There is a certain type of melancholia about Giancarlo Erra’s Ends that has its roots in a very British and American form of ambient music. It is that rare thing that manages to capture the beauty and the sadness of a place, and Ends also offers the sense of memory and moments past that will never be recaptured.
“3” is the perfect start, although the sound borrows more from Philip Glass than it does the likes of Brian Eno. An arpeggiated synthesizer riff spiralling from major to minor chords is joined by a delicate string quartet that adds a certain amount of beatific grace to proceedings. Its as if the track is the opening theme to some imaginary film, and as it tumbles through your speakers, you begin to imagine it following some on-screen visuals. “2” captures the sound of loneliness, like the work of Harold Budd and John Foxx does, its spiralling piano notes giving the feeling of intellectual isolation and being alone among the beauty of nature at some desolate place. Again, the quartet adds an extra layer of despair to the piece, making the whole sound even more heart-wrenching and gives it a sense of longing.

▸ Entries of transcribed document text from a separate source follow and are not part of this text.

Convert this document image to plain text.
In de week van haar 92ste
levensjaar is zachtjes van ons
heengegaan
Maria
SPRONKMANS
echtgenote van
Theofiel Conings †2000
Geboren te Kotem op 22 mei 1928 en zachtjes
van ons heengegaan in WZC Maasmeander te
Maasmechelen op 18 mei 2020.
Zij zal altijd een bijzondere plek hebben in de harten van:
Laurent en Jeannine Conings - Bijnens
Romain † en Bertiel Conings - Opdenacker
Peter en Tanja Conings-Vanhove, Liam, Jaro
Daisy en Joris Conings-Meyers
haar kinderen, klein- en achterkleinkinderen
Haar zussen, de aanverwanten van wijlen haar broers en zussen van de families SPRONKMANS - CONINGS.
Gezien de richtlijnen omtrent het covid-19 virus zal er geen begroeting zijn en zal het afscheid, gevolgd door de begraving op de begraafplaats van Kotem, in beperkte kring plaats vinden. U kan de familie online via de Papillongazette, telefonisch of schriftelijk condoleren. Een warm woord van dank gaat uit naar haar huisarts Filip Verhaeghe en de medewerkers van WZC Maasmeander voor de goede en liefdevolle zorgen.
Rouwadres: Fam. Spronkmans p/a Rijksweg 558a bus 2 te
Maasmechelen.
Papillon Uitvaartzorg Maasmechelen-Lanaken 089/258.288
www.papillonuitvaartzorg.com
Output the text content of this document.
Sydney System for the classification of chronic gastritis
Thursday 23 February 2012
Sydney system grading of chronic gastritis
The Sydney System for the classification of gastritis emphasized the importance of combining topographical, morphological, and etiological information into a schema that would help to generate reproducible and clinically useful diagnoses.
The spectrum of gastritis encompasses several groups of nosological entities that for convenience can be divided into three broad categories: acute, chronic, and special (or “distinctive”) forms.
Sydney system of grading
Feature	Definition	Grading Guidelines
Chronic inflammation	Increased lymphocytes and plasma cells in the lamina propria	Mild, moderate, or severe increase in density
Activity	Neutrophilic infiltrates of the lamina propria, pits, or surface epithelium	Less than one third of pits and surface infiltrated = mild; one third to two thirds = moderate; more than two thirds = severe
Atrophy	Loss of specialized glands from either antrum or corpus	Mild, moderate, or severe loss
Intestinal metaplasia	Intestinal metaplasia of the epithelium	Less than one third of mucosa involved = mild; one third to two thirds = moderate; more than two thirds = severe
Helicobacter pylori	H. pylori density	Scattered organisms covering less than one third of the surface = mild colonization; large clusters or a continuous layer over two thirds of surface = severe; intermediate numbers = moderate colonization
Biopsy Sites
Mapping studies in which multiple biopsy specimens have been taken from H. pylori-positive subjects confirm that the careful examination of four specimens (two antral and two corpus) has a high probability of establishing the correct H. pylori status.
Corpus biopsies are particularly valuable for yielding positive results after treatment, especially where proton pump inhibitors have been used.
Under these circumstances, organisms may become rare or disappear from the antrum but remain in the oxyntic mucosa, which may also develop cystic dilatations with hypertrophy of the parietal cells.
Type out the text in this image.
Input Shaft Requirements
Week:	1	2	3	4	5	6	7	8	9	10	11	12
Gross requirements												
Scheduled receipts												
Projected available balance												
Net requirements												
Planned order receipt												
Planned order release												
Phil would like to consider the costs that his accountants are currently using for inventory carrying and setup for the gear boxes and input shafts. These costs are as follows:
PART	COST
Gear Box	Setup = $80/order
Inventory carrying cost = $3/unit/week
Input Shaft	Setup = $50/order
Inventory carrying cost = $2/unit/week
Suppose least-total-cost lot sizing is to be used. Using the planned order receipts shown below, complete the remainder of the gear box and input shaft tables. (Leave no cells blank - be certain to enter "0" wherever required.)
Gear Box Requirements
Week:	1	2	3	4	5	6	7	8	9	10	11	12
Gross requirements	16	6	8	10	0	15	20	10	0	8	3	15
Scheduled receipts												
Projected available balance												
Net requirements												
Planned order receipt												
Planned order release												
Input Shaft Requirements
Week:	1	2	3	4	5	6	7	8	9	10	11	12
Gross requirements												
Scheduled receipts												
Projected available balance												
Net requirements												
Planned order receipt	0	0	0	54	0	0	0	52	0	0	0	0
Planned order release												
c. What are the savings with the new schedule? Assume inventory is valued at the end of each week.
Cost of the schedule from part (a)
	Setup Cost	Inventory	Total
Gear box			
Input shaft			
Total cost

“4” has lilting piano chords that take on an element of David Sylvian’s ambient work, and the dark sense of beauty shines through — and again a sense of longing. Then the piece takes off as the chords become powerful, but the strings lull them with a lullaby back to earth. It’s then that the quartet’s score makes them hover in the air slightly before the piano rejoins them. “6” has some soft pad synth sounds playing almost hymnal chords, while a choppy piano arpeggio proceeds over the top and draws you into its quiet world, one where you can ponder the meaning of existence as the strings add a frailness to the track. “Coda” finishes the album with some sad-sounding chords that are in a strange way uplifting as well. A slight pulsing rhythm adds a heartbeat to the piece, as again the strings layer the track in a world-weary ambience that fits the mood perfectly. Again, I could hear this as part of the soundtrack for a film like Baraka as it conjures these images to mind.